Joe Rosenthal’s Pulitzer Prize-winning photo shows Marines raising the flag on Mount Suribachi on the Japanese island on Feb. 23, 1945. The picture became the model for the Iwo Jima Memorial near Arlington National Cemetery in Virginia, known officially as the Marine Corps War Memorial.
The San Francisco Chronicle reported Saturday that the campaign to honor Rosenthal includes an online petition that has gathered more than 1,300 signatures.
“Joe Rosenthal took one of the greatest photographs in history, and yet he has been bypassed by history,” campaign organizer Tom Graves told the paper.
Graves belongs to the Marine Corps Correspondents Association in San Francisco and wants to collect thousands of more names before submitting them to the Navy.
The Alameda County Board of Supervisors is supporting the naming effort, the paper reports.
“Naming a ship for Joe Rosenthal would also represent Iwo Jima, the Marines and the Pacific war,” Graves told the paper.
The photo quickly became the subject of posters, war-bond drives and a U.S. postage stamp.

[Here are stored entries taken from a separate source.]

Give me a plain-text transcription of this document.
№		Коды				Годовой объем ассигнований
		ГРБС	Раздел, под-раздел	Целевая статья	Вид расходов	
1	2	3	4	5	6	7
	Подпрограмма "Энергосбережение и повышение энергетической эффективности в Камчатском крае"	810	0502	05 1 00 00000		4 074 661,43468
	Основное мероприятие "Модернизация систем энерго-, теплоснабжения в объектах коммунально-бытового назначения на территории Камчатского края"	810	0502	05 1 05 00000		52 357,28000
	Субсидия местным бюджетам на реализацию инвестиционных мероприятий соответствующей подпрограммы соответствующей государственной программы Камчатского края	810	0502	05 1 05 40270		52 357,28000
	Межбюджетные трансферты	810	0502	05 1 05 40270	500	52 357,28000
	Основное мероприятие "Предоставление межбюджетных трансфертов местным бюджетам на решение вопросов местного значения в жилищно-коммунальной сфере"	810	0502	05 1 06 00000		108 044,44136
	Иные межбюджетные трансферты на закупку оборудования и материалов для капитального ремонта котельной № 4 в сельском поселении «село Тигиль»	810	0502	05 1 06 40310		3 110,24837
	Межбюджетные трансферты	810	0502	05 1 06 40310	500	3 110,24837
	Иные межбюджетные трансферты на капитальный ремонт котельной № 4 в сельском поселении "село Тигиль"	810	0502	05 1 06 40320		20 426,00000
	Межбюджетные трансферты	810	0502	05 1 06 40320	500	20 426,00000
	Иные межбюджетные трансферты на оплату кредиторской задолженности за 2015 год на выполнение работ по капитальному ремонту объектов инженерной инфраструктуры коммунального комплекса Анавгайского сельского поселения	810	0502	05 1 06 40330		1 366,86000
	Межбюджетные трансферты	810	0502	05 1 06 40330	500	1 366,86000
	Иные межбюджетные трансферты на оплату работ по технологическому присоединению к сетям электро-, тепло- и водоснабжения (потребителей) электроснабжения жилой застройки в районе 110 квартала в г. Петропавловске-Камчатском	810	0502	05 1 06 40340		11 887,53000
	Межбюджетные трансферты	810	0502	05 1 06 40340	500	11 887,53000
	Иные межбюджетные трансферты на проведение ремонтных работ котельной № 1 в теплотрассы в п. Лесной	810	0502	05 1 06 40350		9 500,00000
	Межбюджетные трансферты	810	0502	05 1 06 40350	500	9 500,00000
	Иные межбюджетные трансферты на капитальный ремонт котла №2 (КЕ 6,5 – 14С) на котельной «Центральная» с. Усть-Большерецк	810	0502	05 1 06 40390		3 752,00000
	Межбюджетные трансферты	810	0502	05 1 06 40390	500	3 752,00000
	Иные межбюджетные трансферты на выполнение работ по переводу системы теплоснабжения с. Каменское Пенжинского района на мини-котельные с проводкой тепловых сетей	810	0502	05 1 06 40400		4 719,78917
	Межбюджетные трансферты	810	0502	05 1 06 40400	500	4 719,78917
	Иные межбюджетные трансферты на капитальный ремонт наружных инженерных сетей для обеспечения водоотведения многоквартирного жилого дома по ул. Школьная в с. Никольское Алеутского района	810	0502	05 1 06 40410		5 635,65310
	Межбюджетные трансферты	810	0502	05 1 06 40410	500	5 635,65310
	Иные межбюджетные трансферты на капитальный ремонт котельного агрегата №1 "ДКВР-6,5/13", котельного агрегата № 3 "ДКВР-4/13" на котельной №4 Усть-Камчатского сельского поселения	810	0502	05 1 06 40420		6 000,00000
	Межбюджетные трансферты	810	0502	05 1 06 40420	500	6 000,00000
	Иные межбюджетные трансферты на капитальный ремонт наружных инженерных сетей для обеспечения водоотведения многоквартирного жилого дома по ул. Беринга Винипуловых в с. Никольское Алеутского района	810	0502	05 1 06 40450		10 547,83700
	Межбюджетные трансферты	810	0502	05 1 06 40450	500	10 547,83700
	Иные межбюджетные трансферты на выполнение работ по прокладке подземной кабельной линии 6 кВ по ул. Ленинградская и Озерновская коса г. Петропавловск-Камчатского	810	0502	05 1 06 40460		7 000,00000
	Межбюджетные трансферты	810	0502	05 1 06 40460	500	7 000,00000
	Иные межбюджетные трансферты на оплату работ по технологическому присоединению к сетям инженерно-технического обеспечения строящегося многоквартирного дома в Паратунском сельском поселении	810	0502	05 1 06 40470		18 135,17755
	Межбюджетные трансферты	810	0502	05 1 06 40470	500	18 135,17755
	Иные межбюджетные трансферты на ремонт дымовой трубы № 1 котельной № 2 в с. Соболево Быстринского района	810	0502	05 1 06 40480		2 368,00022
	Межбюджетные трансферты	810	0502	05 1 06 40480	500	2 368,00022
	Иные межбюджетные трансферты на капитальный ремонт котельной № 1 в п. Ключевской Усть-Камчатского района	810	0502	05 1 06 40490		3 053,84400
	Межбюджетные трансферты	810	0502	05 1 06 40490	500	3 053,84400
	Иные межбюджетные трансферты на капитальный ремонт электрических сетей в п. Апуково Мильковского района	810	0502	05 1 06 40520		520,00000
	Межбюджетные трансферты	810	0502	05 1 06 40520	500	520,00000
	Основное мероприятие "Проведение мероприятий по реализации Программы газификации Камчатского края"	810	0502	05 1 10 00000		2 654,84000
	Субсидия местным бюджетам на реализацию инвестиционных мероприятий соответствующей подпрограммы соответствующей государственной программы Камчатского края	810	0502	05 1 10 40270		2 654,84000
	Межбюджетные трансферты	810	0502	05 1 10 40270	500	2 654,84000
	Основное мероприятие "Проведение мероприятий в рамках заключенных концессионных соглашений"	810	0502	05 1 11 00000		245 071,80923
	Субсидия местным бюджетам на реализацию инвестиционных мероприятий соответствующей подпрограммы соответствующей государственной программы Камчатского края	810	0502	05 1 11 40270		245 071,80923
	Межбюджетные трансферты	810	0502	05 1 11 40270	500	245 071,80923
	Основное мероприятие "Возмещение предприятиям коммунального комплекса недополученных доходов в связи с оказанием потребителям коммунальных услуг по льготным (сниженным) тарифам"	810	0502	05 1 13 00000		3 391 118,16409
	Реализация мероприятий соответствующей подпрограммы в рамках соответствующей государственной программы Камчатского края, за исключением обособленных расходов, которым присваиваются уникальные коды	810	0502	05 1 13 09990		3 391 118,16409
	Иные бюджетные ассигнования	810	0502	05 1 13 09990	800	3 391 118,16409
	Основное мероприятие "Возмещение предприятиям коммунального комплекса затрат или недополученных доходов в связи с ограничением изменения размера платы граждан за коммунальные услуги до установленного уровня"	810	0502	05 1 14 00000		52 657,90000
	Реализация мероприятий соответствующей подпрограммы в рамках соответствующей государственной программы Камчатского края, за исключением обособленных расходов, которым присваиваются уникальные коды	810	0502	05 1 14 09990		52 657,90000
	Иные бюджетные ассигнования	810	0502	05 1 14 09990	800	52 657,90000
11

Rosenthal left the AP later in 1945 to join the Chronicle, where he worked as a photographer for 35 years before retiring. He was 94 when he died in 2006.
Last year the Marines announced that one of the six men long identified in the photo was actually not in the image.
The announcement came after an investigation prompted by the claims of two amateur historians.
The Associated Press contributed to this report.